Lenses and Adaptive Schemas - UBOdin/mimir GitHub Wiki
Mimir uses data cleaning operators called Lenses and Adaptive Schemas to automate the preliminary steps of data curation. To do this, Mimir needs to make guesses about how to transform your data. Mimir will make the best guesses that it can, but it can't always be right.
Instead, Mimir will communicate with you about what it's doing to your data: you're not locked into the choices it makes. Mimir will warns you whenever you run a query that it's making guesses about (with attributes in red or rows in grey).

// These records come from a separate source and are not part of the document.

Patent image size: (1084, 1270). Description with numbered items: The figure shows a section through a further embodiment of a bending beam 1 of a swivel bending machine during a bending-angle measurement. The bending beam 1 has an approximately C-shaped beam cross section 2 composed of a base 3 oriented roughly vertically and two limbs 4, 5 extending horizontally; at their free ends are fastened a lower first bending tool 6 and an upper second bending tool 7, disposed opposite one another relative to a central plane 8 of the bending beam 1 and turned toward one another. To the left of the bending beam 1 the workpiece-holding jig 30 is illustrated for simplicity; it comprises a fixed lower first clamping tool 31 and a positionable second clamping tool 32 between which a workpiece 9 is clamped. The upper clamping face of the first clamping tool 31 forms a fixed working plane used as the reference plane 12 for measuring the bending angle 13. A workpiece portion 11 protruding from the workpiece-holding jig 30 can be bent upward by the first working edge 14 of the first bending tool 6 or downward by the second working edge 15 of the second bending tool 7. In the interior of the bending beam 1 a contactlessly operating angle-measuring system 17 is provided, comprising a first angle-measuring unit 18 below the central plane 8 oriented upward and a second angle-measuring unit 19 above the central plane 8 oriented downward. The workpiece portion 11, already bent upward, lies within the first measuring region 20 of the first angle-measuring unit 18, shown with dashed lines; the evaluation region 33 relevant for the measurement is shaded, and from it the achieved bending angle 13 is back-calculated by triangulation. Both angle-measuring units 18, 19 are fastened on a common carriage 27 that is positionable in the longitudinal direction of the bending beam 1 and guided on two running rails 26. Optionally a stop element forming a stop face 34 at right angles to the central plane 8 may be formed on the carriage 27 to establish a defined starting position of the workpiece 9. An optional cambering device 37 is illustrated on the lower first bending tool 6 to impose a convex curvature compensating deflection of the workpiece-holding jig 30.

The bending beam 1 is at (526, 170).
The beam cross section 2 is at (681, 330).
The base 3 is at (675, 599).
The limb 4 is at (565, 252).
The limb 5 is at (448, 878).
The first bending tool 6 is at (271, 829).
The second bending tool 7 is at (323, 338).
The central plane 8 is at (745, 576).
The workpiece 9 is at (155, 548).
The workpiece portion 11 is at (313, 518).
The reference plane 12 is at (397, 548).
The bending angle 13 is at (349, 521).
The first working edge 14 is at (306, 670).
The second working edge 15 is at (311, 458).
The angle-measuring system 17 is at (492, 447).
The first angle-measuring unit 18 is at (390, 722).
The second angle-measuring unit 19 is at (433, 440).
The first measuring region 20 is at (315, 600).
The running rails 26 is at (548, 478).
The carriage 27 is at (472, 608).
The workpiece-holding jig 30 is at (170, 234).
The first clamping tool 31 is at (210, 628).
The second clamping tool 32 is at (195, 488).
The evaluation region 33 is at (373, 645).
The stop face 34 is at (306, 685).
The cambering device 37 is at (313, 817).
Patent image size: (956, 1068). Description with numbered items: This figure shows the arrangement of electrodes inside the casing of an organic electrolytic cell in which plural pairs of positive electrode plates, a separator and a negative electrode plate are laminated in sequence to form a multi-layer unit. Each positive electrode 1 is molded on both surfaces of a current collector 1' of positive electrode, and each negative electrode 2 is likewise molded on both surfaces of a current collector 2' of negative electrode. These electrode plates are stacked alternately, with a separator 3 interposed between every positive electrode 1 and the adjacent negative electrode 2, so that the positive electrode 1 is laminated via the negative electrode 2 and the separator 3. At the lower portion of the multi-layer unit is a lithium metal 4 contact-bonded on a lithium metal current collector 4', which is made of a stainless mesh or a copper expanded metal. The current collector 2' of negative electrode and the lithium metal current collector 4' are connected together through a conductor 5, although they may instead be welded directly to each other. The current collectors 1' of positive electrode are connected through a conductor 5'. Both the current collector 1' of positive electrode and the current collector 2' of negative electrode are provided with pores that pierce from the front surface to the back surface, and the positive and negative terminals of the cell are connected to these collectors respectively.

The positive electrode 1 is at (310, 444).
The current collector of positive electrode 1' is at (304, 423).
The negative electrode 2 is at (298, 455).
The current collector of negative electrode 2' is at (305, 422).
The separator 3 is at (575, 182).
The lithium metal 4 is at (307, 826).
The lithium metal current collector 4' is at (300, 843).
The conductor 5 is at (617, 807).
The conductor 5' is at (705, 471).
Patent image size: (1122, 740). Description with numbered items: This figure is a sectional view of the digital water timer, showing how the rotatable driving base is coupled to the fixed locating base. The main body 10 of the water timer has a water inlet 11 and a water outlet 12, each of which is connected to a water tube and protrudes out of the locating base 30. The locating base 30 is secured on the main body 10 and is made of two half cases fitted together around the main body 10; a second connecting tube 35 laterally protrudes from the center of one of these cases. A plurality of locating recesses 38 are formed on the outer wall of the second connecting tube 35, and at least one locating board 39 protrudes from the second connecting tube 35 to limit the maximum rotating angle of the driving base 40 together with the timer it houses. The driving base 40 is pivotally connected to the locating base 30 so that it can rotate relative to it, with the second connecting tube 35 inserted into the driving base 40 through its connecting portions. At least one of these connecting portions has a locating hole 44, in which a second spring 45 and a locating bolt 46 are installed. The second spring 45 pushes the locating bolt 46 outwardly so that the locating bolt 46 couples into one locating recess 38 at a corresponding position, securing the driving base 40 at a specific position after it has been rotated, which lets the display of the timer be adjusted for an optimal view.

You can use ANALYZE
to identify which guesses it made, and FEEDBACK
to confirm or correct any of these guesses.
Lenses
Lenses transform one table at a time, typically to enforce some sort of constraint or cleaning process on the table. Lenses behave like views, but produce outputs that have been cleaned in one of several ways.
TYPE_INFERENCE
The Type Inference lens detects and assigns stronger types to the output of a query. A typical application is to newly imported CSV or JSON data: The type inference lens detects, for example, columns that are mostly integers or mostly floats, and typecasts the entire column accordingly.
'CREATE' 'LENS' name 'AS' query 'WITH' 'TYPE_INFERENCE' '(' minSupport ')'
- minSupport: The percent of data that Mimir needs to see conforming to a particular type before it accepts the default (string) type.
MISSING_VALUE
The missing value lens detects NULL values in specified columns, and comes up with a way to replace them. A typical application is to correct errors in the Type Inference lens, or impute alternatives.
'CREATE' 'LENS' name 'AS' query 'WITH' 'MISSING_VALUE' '(' attrName[, attrName[, ...]] ')'
- attrName: A list of attributes to remove NULL values from
SCHEMA_MATCH
The schema matching lens forces its input to conform to the specified schema, remapping or replacing columns as needed.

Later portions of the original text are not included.